HealthManagement, Volume 15 - Issue 3, 2015

During the 2000s, England’s National Health Service spent an extra $1.5 billion per year in an attempt to bring its information systems into the 21st century. Over the decade that followed we spent around $15 billion. That’s a lot of money and there has been much debate about what all this money delivered. But there is an equally interesting question that is rarely asked: How much did ordinary people spend over this same decade on their own smartphones, PCs, laptops and broadband connections? If we assume that each household spent a rather modest $600 per year and multiply that by the 25 million households across England for example, you find that the citizens spent around £150 billion over the same decade.

So citizens outspent the health service by a margin of ten to one on their digital infrastructure. Not what you were expecting perhaps but instructive. In digital terms, individual citizens are drawing farther ahead of the big hierarchical organisations that deliver goods and services (if you doubt this just ask yourself whether the kit you use at home is generally better or worse than the stuff you have to use at work).

Put another way, you could say that it has been much easier for citizens to access the benefits of Moore’s Law, the obser vation that data density has doubled approximately every 18 months, than it has been for big organisations, especially healthcare organisations.
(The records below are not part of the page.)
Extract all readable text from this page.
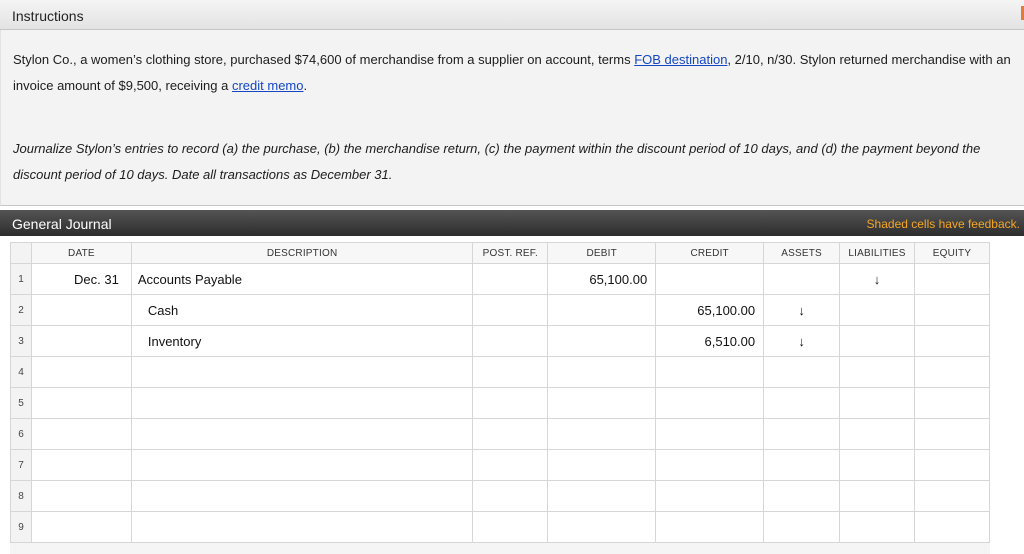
Instructions

Stylon Co., a women’s clothing store, purchased $74,600 of merchandise from a supplier on account, terms FOB destination, 2/10, n/30. Stylon returned merchandise with an invoice amount of $9,500, receiving a credit memo.

Journalize Stylon’s entries to record (a) the purchase, (b) the merchandise return, (c) the payment within the discount period of 10 days, and (d) the payment beyond the discount period of 10 days. Date all transactions as December 31.

General Journal	Shaded cells have feedback.
	DATE	DESCRIPTION	POST. REF.	DEBIT	CREDIT	ASSETS	LIABILITIES	EQUITY
1	Dec. 31	Accounts Payable		65,100.00			↓	
2		Cash			65,100.00	↓		
3		Inventory			6,510.00	↓		
4								
5								
6								
7								
8								
9								
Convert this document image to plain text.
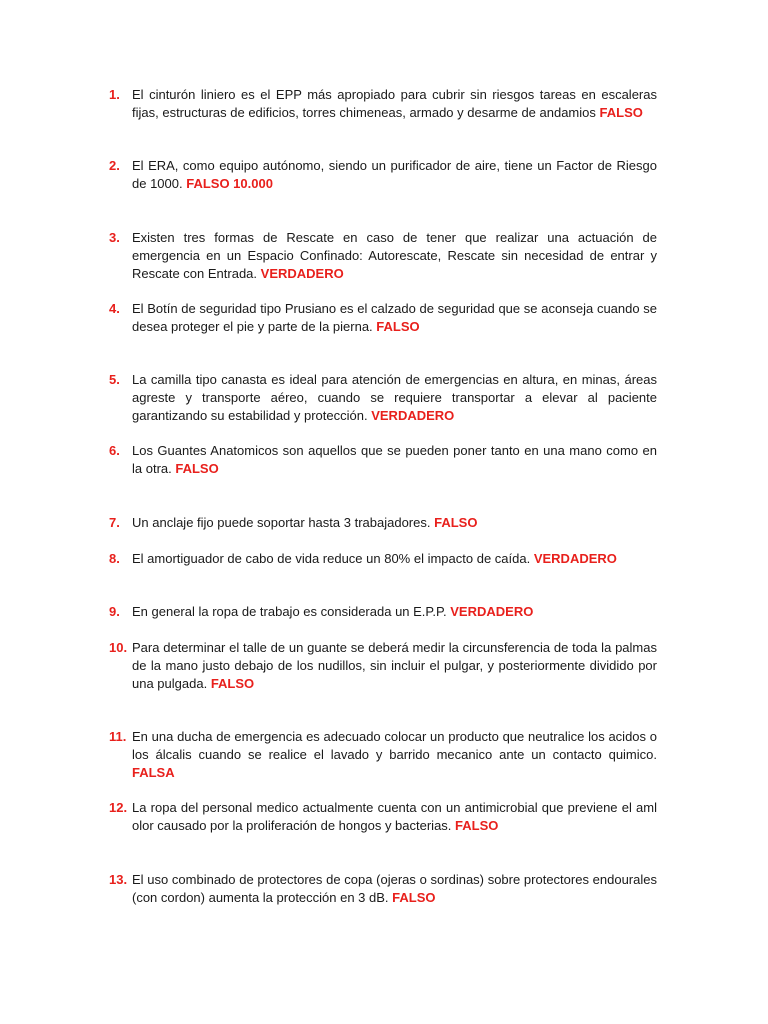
1. El cinturón liniero es el EPP más apropiado para cubrir sin riesgos tareas en escaleras fijas, estructuras de edificios, torres chimeneas, armado y desarme de andamios FALSO
2. El ERA, como equipo autónomo, siendo un purificador de aire, tiene un Factor de Riesgo de 1000. FALSO 10.000
3. Existen tres formas de Rescate en caso de tener que realizar una actuación de emergencia en un Espacio Confinado: Autorescate, Rescate sin necesidad de entrar y Rescate con Entrada. VERDADERO
4. El Botín de seguridad tipo Prusiano es el calzado de seguridad que se aconseja cuando se desea proteger el pie y parte de la pierna. FALSO
5. La camilla tipo canasta es ideal para atención de emergencias en altura, en minas, áreas agreste y transporte aéreo, cuando se requiere transportar a elevar al paciente garantizando su estabilidad y protección. VERDADERO
6. Los Guantes Anatomicos son aquellos que se pueden poner tanto en una mano como en la otra. FALSO
7. Un anclaje fijo puede soportar hasta 3 trabajadores. FALSO
8. El amortiguador de cabo de vida reduce un 80% el impacto de caída. VERDADERO
9. En general la ropa de trabajo es considerada un E.P.P. VERDADERO
10. Para determinar el talle de un guante se deberá medir la circunsferencia de toda la palmas de la mano justo debajo de los nudillos, sin incluir el pulgar, y posteriormente dividido por una pulgada. FALSO
11. En una ducha de emergencia es adecuado colocar un producto que neutralice los acidos o los álcalis cuando se realice el lavado y barrido mecanico ante un contacto quimico. FALSA
12. La ropa del personal medico actualmente cuenta con un antimicrobial que previene el aml olor causado por la proliferación de hongos y bacterias. FALSO
13. El uso combinado de protectores de copa (ojeras o sordinas) sobre protectores endourales (con cordon) aumenta la protección en 3 dB. FALSO
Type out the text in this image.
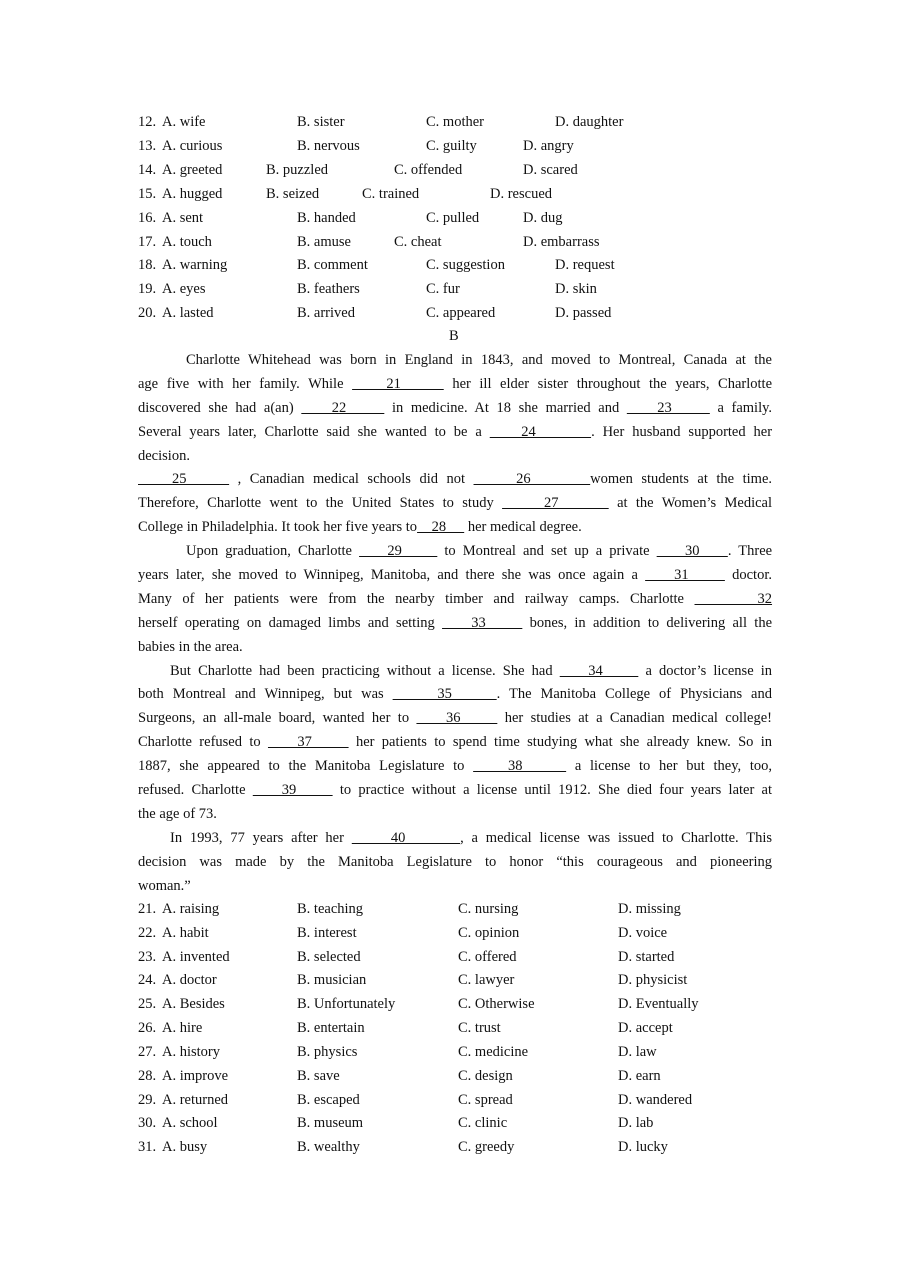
12. A. wife	B. sister	C. mother	D. daughter
13. A. curious	B. nervous	C. guilty	D. angry
14. A. greeted	B. puzzled	C. offended	D. scared
15. A. hugged	B. seized	C. trained	D. rescued
16. A. sent	B. handed	C. pulled	D. dug
17. A. touch	B. amuse	C. cheat	D. embarrass
18. A. warning	B. comment	C. suggestion	D. request
19. A. eyes	B. feathers	C. fur	D. skin
20. A. lasted	B. arrived	C. appeared	D. passed
B
Charlotte Whitehead was born in England in 1843, and moved to Montreal, Canada at the
age five with her family. While     21      her ill elder sister throughout the years, Charlotte
discovered she had a(an)     22      in medicine. At 18 she married and     23      a family.
Several years later, Charlotte said she wanted to be a     24       . Her husband supported her
decision.
25      , Canadian medical schools did not      26       women students at the time.
Therefore, Charlotte went to the United States to study      27       at the Women’s Medical
College in Philadelphia. It took her five years to    28      her medical degree.
Upon graduation, Charlotte     29      to Montreal and set up a private     30    . Three
years later, she moved to Winnipeg, Manitoba, and there she was once again a     31      doctor.
Many of her patients were from the nearby timber and railway camps. Charlotte       32
herself operating on damaged limbs and setting     33      bones, in addition to delivering all the
babies in the area.
But Charlotte had been practicing without a license. She had     34      a doctor’s license in
both Montreal and Winnipeg, but was      35     . The Manitoba College of Physicians and
Surgeons, an all-male board, wanted her to     36      her studies at a Canadian medical college!
Charlotte refused to     37      her patients to spend time studying what she already knew. So in
1887, she appeared to the Manitoba Legislature to     38      a license to her but they, too,
refused. Charlotte     39      to practice without a license until 1912. She died four years later at
the age of 73.
In 1993, 77 years after her      40       , a medical license was issued to Charlotte. This
decision was made by the Manitoba Legislature to honor “this courageous and pioneering
woman.”
21. A. raising	B. teaching	C. nursing	D. missing
22. A. habit	B. interest	C. opinion	D. voice
23. A. invented	B. selected	C. offered	D. started
24. A. doctor	B. musician	C. lawyer	D. physicist
25. A. Besides	B. Unfortunately	C. Otherwise	D. Eventually
26. A. hire	B. entertain	C. trust	D. accept
27. A. history	B. physics	C. medicine	D. law
28. A. improve	B. save	C. design	D. earn
29. A. returned	B. escaped	C. spread	D. wandered
30. A. school	B. museum	C. clinic	D. lab
31. A. busy	B. wealthy	C. greedy	D. lucky
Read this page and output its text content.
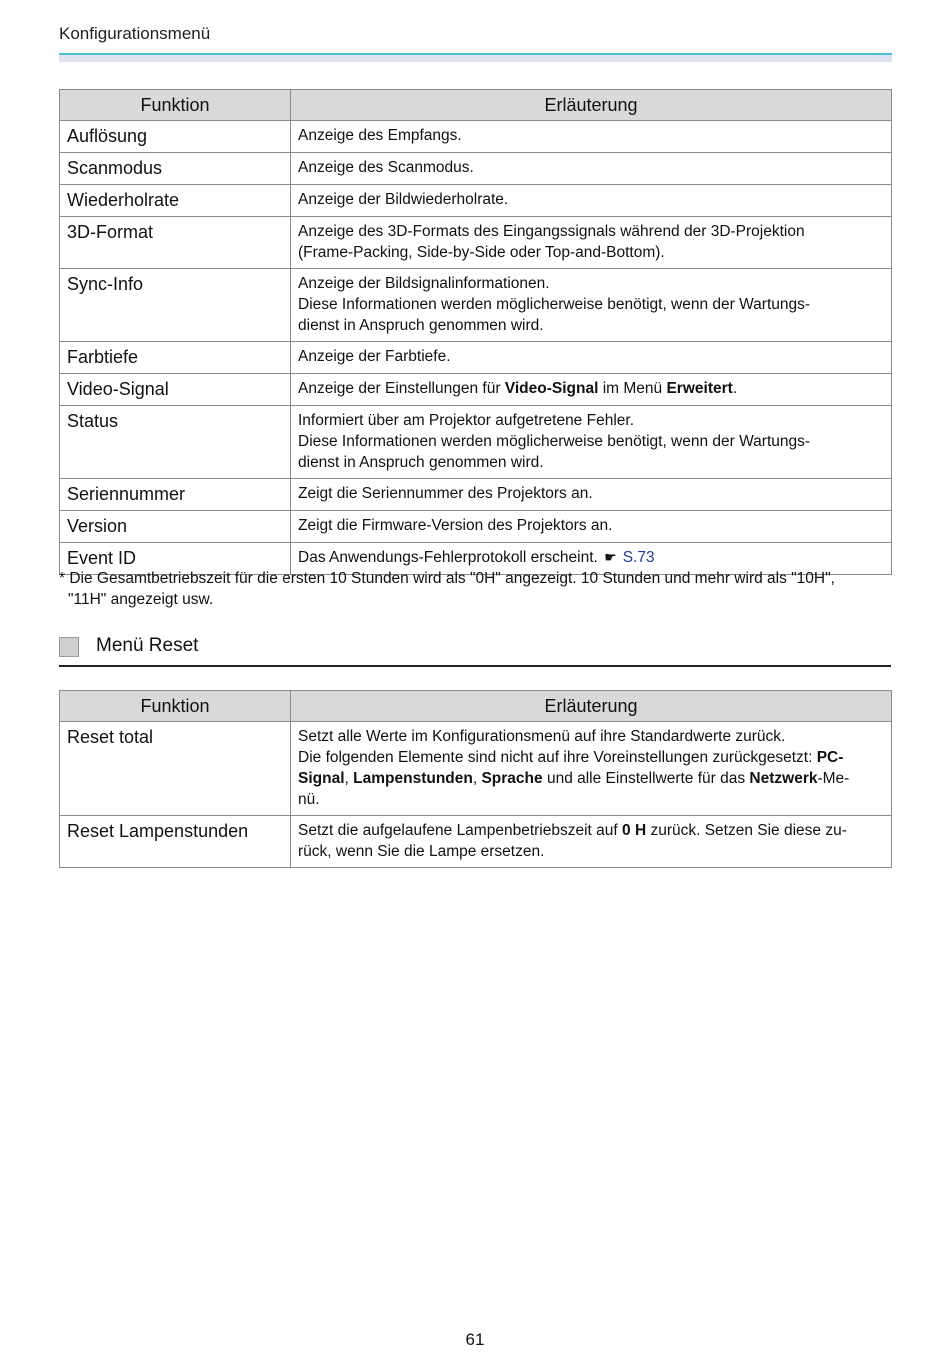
Konfigurationsmenü
Funktion	Erläuterung
Auflösung	Anzeige des Empfangs.
Scanmodus	Anzeige des Scanmodus.
Wiederholrate	Anzeige der Bildwiederholrate.
3D-Format	Anzeige des 3D-Formats des Eingangssignals während der 3D-Projektion
(Frame-Packing, Side-by-Side oder Top-and-Bottom).
Sync-Info	Anzeige der Bildsignalinformationen.
Diese Informationen werden möglicherweise benötigt, wenn der Wartungs-
dienst in Anspruch genommen wird.
Farbtiefe	Anzeige der Farbtiefe.
Video-Signal	Anzeige der Einstellungen für Video-Signal im Menü Erweitert.
Status	Informiert über am Projektor aufgetretene Fehler.
Diese Informationen werden möglicherweise benötigt, wenn der Wartungs-
dienst in Anspruch genommen wird.
Seriennummer	Zeigt die Seriennummer des Projektors an.
Version	Zeigt die Firmware-Version des Projektors an.
Event ID	Das Anwendungs-Fehlerprotokoll erscheint. ☛ S.73
* Die Gesamtbetriebszeit für die ersten 10 Stunden wird als "0H" angezeigt. 10 Stunden und mehr wird als "10H",
"11H" angezeigt usw.
Menü Reset
Funktion	Erläuterung
Reset total	Setzt alle Werte im Konfigurationsmenü auf ihre Standardwerte zurück.
Die folgenden Elemente sind nicht auf ihre Voreinstellungen zurückgesetzt: PC-
Signal, Lampenstunden, Sprache und alle Einstellwerte für das Netzwerk-Me-
nü.
Reset Lampenstunden	Setzt die aufgelaufene Lampenbetriebszeit auf 0 H zurück. Setzen Sie diese zu-
rück, wenn Sie die Lampe ersetzen.
61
Indeed the last 20 years has progressively placed the entire means of digital production at the disposal of pretty much anyone.

Marx said that it would take a revolution before the masses got their hands on the means of production but it turns out that Steve Jobs and Bill Gates were happy to sell the digital means of production to us all for a very reasonable $300. So now we’ve got the revolution. ‘Voice’ has been democratised.

 Let’s use one example of the new functionality that citizens now have at their fingertips – the ability to have a public voice - to explore two different ways of responding to this. In the olden days – also known as the 20th century - only elites had access to a public voice. The rest of us were limited to the occasional letter to the newspaper. Now of course everyone can Tweet about your services, join a Facebook group about your institution or use Instagram to tell their friend just how clean – or dirty – your toilets are. The standard healthcare response to this democratisation of public voice is to treat social media as just another form of feedback. More data in, chomp it up as another form of Big data, shove the output in dashboards along with all your other Key Performance Indicators and respond with wary formality.

So far, so familiar. But having a public voice can go much further. With Patient Opinion, the not-for-profit site that I founded, patients, carers and staff, can all s hare t heir e xperience o f h ealth and social care services across the UK. Staff get automatic alerts to relevant stories with authors getting a response about 60 percent of the time. Ten percent of stories result in an improvement being made.


The transparency of Patient Opinion makes it work. For example, you click on the Activity button next to the story and you can see that X people at Y institutions have opened the email alert that was sent to them. In addition, you can see how many members of the public have read it to date. This obviously reassures the author that their contribution has been heard. Much more importantly, it increases the power of their voice as staff and significant players across the local health economy can read it too.

Healthcare institutions tend to think that this kind of structured public conversation is just another form of feedback. It isn’t. It’s a way to construct new types of relationships with the people you are treating. Additionally, because each conversation is read several hundred times over the subsequent year, how you conduct yourself in these conversations is a powerful way of shaping your institution’s reputation. Around five per cent of stories on Patient Opinion are highly critical but the public are now pretty sophisticated about online reviews. They know that some people have axes to grind, that hospitals and clinics have to deal with emergencies and that healthcare is more complicated than staying in a hotel. So they treat the story itself with an element of reserve. By contrast your response is the real deal, evidence of whether your institution cares or is made up of faceless bureaucrats.

The point here is that the geography of the platform has a powerful effect on how people behave. Twitter has a geography that does little to inhibit trolls. By contrast Patient Opinion uses transparency to encourage staff and institutions to be more responsive to patient feedback.

One last point. There are two classic ways for the user of any services to try and change things: exit and voice. Exit is all about taking your custom elsewhere, about choice and market forces. Voice is about trying to change things by giving feedback, complaining, suing or volunteering. Over the previous decades, many healthcare systems have experimented with exit by extending choice and increasing market incentive whilst voice has remained a whisper at t he policy t able, more honoured in the breach than in reality. All this is changing. The cost of markets is static or rising whilst the cost of voice is dropping like a stone. These economics mean that developments in your healthcare services in the coming years will be greatly influenced by patients collaborating together with you - or against you.